Real honest parenting

22 November 2019

Mummy bloggers like to have you believe that they're being dead honest when they give away little secrets like 'wearing the same jeans for 4 days straight' and sometimes 'using Peppa Pig as a surrogate parent' but they're not letting you in on the real realities of being parent to a mini terrorist so here's some things that toddlers do that really, really get on your tits:



Sharting becomes normal - when your kid is on his third stomach bug in as many months you can bet your arse that you're on the same and this means that instances like sharting just become a normal occurance. If you're not covered in someone else's shit then it's your own and around this time of year you're probably wondering what it was ever like to pass a firm still and if you'll ever know of it again. Probably not hun, stomach bugs are more regular than my periods these days so thanks for that Fred. 

Not eating - most kids go through a phase where they eat really well and you feel like you've struck gold on the kid-eating-veg competition but then suddenly and literally out of nowhere your child will decide that they no longer want to eat anything, a n y t h i n g other than toast and the mere suggestion of them considering something else is actual abuse and they would call childline if they knew what it was or how to. 

Toddler socks vanish - If you think matching up adult sized socks is a fiasco imagine ones a fraction of the size, I probably get Fred a new pack of socks each month and within a week I am only left with odd socks. Odd socks is one of those things that makes my right eye twitch and heart race a little but thanks to this tiny human's tiny feet and tiny socks my OCD behaviours are being challenged daily leading me stop giving a sh*t what he looks like for nursery which brings me to my next point...

Dressing for nursery - There was a time when I'd plan Fred's outfits to make him look as cute as poss for nursery so that I looked like a dead good mum...then he started walking. Trousers soon became ripped at the knees, shoes were scuffed in a day and there was this one time when he was shoved in a ditch to play and was covered head-to-toe in mud so I stopped giving a shit. Nice clothes are saved for the weekends and occasions when I need to look like a dead good mum, most of the week is spent wearing ripped trousers and slightly too short tops because I will make the most of every item of clothing until he can physically no longer wear it. 

Nicking your kid's food - Imagine this, you cook your little bundle of joy a classic meal of fish fingers, smiley faces and peas and as you serve it to him you think back to your own childhood and how much you enjoyed this grub. It's not your dinner time yet because you ate most of Greggs at lunch so you sit at the table with the child to be nice and chat and help them fill their little face with goodness only for them to take e v e r y s i n g l e pea off their plate, choke on your poison fingers and just suck on the faces. This brings on a range of emotions from concern for their malnourishment, disappointment that they can't just be a normal human and eat their dinner and anger that they don't know what a cracker of a meal they've been blessed with - this soon passes as you feed your emotions with the bits of food that haven't been choked on, on the floor or sucked....oh who's kidding, you eat the lot. 

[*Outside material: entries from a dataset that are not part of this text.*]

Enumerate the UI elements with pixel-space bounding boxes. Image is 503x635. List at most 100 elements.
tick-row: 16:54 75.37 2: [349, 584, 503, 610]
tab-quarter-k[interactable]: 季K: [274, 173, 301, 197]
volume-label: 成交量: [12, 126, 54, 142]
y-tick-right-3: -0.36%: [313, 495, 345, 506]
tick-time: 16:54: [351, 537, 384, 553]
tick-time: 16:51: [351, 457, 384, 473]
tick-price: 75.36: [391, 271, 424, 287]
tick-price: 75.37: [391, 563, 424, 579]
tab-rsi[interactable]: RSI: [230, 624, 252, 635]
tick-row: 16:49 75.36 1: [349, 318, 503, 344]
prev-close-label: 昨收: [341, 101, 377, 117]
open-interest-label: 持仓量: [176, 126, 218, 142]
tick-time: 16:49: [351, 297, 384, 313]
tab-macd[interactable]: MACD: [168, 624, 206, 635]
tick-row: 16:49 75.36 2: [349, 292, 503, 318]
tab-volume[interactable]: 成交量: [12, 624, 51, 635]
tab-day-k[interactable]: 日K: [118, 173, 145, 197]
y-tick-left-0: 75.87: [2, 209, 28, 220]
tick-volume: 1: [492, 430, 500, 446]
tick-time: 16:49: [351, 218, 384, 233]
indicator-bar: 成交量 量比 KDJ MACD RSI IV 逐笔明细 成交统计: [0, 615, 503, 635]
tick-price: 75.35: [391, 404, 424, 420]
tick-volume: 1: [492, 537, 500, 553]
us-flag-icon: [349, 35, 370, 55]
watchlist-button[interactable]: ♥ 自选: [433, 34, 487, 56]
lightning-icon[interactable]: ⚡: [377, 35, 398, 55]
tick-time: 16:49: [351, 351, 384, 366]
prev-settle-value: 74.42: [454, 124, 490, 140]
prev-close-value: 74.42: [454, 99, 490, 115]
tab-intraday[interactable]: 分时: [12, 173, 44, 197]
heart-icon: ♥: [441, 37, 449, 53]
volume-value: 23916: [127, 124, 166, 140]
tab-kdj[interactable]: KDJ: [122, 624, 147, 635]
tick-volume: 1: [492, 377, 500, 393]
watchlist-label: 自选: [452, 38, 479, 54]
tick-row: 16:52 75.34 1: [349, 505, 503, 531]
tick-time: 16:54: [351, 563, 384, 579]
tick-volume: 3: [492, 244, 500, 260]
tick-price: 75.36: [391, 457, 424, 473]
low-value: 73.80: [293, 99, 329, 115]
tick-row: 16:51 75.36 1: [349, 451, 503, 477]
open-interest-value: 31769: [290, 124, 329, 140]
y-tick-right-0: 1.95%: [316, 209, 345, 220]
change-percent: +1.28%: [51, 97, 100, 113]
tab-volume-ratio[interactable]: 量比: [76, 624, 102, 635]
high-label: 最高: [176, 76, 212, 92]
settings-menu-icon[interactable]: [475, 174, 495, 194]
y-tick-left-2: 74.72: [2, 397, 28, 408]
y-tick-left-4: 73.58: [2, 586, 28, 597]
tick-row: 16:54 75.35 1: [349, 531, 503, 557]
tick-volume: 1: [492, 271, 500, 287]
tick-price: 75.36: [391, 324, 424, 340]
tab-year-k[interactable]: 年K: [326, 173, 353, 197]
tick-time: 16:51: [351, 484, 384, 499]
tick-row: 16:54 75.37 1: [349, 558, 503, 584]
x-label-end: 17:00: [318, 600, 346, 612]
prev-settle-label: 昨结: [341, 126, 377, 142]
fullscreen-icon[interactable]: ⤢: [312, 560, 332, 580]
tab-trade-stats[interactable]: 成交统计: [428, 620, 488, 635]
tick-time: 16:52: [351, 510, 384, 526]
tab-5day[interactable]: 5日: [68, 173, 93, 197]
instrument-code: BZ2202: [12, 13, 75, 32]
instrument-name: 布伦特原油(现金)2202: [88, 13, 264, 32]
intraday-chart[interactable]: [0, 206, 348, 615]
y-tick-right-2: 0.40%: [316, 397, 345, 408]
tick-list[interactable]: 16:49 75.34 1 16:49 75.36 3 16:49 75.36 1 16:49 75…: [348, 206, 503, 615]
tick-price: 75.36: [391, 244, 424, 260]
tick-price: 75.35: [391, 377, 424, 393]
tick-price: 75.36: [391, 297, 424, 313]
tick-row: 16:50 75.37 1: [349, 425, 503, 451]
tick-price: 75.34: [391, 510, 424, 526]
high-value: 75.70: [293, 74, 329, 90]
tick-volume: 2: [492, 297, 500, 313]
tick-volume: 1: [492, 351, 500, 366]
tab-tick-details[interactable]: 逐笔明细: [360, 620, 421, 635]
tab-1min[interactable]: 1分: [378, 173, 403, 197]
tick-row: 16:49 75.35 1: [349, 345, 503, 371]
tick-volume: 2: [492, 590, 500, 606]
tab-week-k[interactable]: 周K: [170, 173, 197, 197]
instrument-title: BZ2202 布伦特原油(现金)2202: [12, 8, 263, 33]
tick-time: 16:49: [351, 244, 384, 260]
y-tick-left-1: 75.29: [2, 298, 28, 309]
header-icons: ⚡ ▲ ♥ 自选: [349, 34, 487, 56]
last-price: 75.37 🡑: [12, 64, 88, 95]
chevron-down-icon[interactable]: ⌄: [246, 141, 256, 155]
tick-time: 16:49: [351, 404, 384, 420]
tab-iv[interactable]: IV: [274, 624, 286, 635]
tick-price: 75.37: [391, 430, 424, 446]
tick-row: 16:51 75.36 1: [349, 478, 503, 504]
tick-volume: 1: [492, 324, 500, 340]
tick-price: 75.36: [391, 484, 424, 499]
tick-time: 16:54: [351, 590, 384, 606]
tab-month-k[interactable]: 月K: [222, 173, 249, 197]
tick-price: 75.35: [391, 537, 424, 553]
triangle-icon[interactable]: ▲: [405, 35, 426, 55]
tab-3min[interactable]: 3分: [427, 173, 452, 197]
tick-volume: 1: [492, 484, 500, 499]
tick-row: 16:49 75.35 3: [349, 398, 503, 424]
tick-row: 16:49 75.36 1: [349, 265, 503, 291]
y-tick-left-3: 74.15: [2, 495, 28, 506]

Dropping a swear word - Fred likes to copy words, it's cute until I start talking about his Dad and now we have to say that Daddy is a digger because that is absolutely what Mummy said and definitely wasn't dick.

Kerchinging when child benefit goes in - kid's are expensive, so there's nothing more celebratory than a free £80 landing in the bank once a month - I like to consider it compensation for the sharts, endless hours of in the night garden and wasted food. 

There you have it, just a few realities from your fave mummy blogger. I'm off to make fred some avocado on toast - just kidding, Im napping whilst he dances to Iggle Piggle for the 8th time today.